Batra, who also serves as the screenplay writer, doesn't give Miloni a back-story or any explanation on why she is so detached from her family and yet Malhotra shines in her own, in her own accord as the awkward topper who has so much going for her and yet yearns to be somewhere else. Unfortunately, Siddiqui's Rafiq is not as impressive even though he has a formidable back story on why he is willing to stay single all along. Perhaps a poorly written character sketch, Siddiqui's performance is half convincing, unlike Malhotra who shines in her part.
The film, though set in the present day, seems to be part of 90s Mumbai where the concept of selfies and Instagram did not exist.

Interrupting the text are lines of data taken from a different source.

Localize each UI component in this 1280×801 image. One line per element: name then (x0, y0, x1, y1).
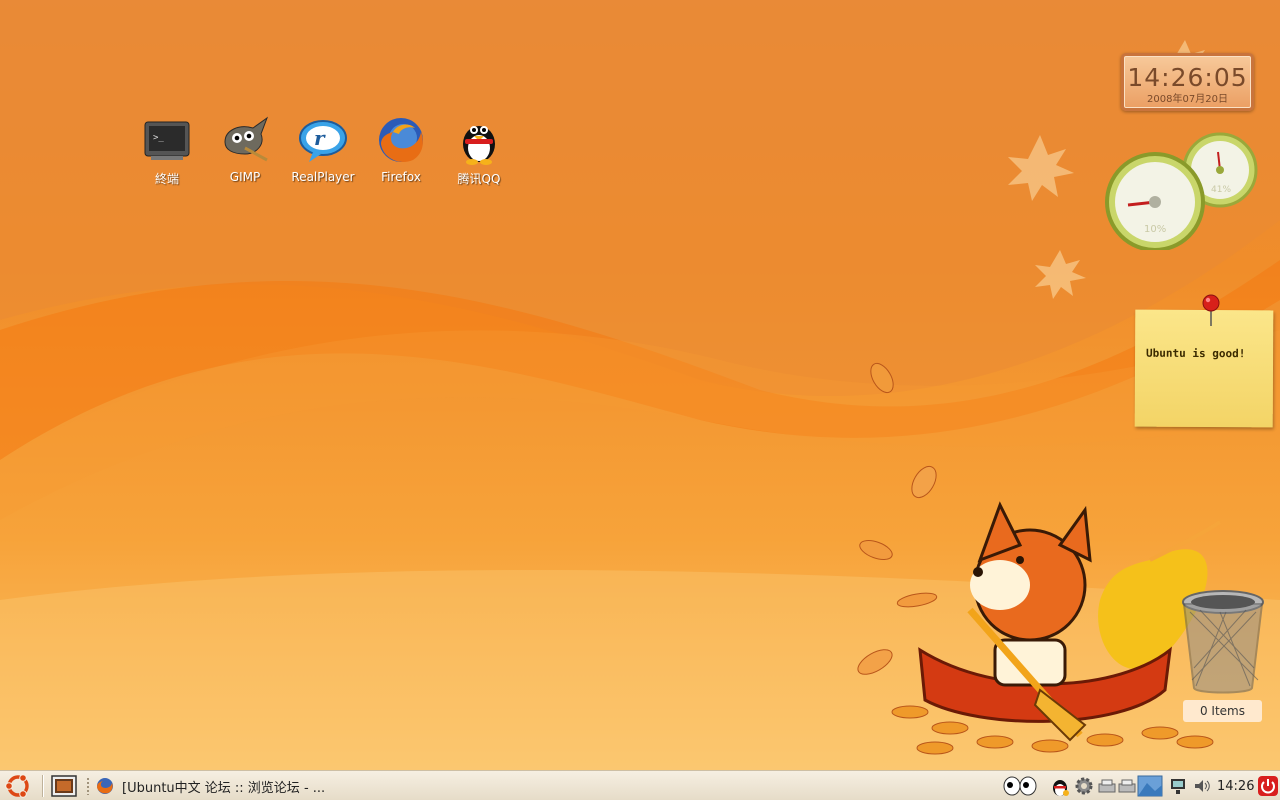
show-desktop-icon (51, 775, 77, 797)
terminal-icon: >_ (144, 121, 190, 160)
tray-network[interactable] (1168, 771, 1188, 801)
desktop[interactable]: >_ 終端 GIMP r RealPlayer Firefox 腾讯QQ 14:… (0, 0, 1280, 770)
power-icon (1258, 776, 1278, 796)
ram-percent: 41% (1211, 185, 1231, 195)
panel-clock[interactable]: 14:26 (1217, 771, 1254, 801)
qq-tray-icon (1053, 780, 1069, 796)
tray-printer-1[interactable] (1097, 771, 1117, 801)
desktop-icon-realplayer[interactable]: r RealPlayer (285, 114, 361, 184)
sticky-note-text: Ubuntu is good! (1146, 346, 1246, 361)
desktop-icon-label: 終端 (154, 172, 179, 186)
desktop-icon-terminal[interactable]: >_ 終端 (129, 114, 205, 187)
desktop-icon-gimp[interactable]: GIMP (207, 114, 283, 184)
panel-clock-text: 14:26 (1217, 778, 1255, 794)
panel-separator (42, 775, 44, 797)
workspace-icon (1137, 775, 1163, 797)
bottom-panel: [Ubuntu中文 论坛 :: 浏览论坛 - ... 14:26 (0, 770, 1280, 800)
desktop-icon-label: Firefox (381, 170, 421, 184)
network-icon (1171, 779, 1185, 794)
desktop-icon-label: GIMP (229, 170, 261, 184)
main-menu-button[interactable] (2, 771, 34, 801)
gear-icon (1075, 777, 1093, 795)
tray-qq[interactable] (1050, 771, 1070, 801)
trash-label: 0 Items (1183, 700, 1262, 722)
svg-text:r: r (314, 126, 326, 150)
ubuntu-logo-icon (5, 774, 29, 798)
eyes-icon (1003, 776, 1037, 796)
taskbar-window-title: [Ubuntu中文 论坛 :: 浏览论坛 - ... (122, 780, 326, 796)
taskbar-window-button[interactable]: [Ubuntu中文 论坛 :: 浏览论坛 - ... (96, 771, 396, 801)
clock-time: 14:26:05 (1127, 63, 1248, 92)
tray-settings[interactable] (1073, 771, 1095, 801)
firefox-icon (379, 118, 423, 163)
desktop-icon-label: RealPlayer (291, 170, 355, 184)
tray-volume[interactable] (1192, 771, 1212, 801)
printer-icon (1118, 779, 1136, 793)
desktop-icon-qq[interactable]: 腾讯QQ (441, 114, 517, 187)
clock-widget[interactable]: 14:26:05 2008年07月20日 (1121, 53, 1254, 111)
svg-text:>_: >_ (153, 133, 164, 143)
clock-date: 2008年07月20日 (1147, 94, 1228, 105)
qq-penguin-icon (463, 126, 495, 165)
realplayer-icon: r (299, 120, 347, 162)
tray-printer-2[interactable] (1117, 771, 1137, 801)
shutdown-button[interactable] (1257, 771, 1279, 801)
system-monitor-gauges[interactable]: 41% 10% (1100, 130, 1260, 250)
desktop-icon-label: 腾讯QQ (457, 172, 501, 186)
cpu-percent: 10% (1144, 224, 1166, 235)
desktop-icon-firefox[interactable]: Firefox (363, 114, 439, 184)
show-desktop-button[interactable] (49, 771, 79, 801)
tray-eyes[interactable] (1002, 771, 1038, 801)
printer-icon (1098, 779, 1116, 793)
trash-icon[interactable] (1180, 588, 1266, 698)
volume-icon (1195, 780, 1210, 792)
gimp-icon (224, 116, 269, 162)
tray-workspace[interactable] (1137, 771, 1163, 801)
panel-grip[interactable] (86, 777, 90, 795)
firefox-small-icon (97, 778, 113, 794)
pushpin-icon (1202, 294, 1220, 326)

The director also uses old Hindi songs in the narrative, just like the way he had used 'Saajan' title track in his previous film 'The Lunchbox'. In Batra's cinema, Mumbai is not so rushed or busy or indifferent- here the local taxi wala is as concerned about Rafiq's grandmother as Miloni and here the economic and cultural difference between Rafiq and Miloni is never a point of concern.
In the end, the film leaves a lot of questions unanswered or open for interpretation. No explanation is given as why Miloni is so reserved and aloof about her surrounding, why is she always yearning to be somewhere else? The narrative lacks coherence at several moments which ultimately hampers the movie. Much is left to the audience to understand and assume on their own.
Ritesh Batra's 'Photograph' has its moments which may put a smile on your face just like Miloni's occasional smile for Rafiq's camera but ultimately remains underdeveloped film.
Having traveled to various international film festival including Berlin Film Festival and Sundance, Batra's film featuring Nawazuddin Siddiqui and Sanya Malhotra is a love story of an uncanny pair.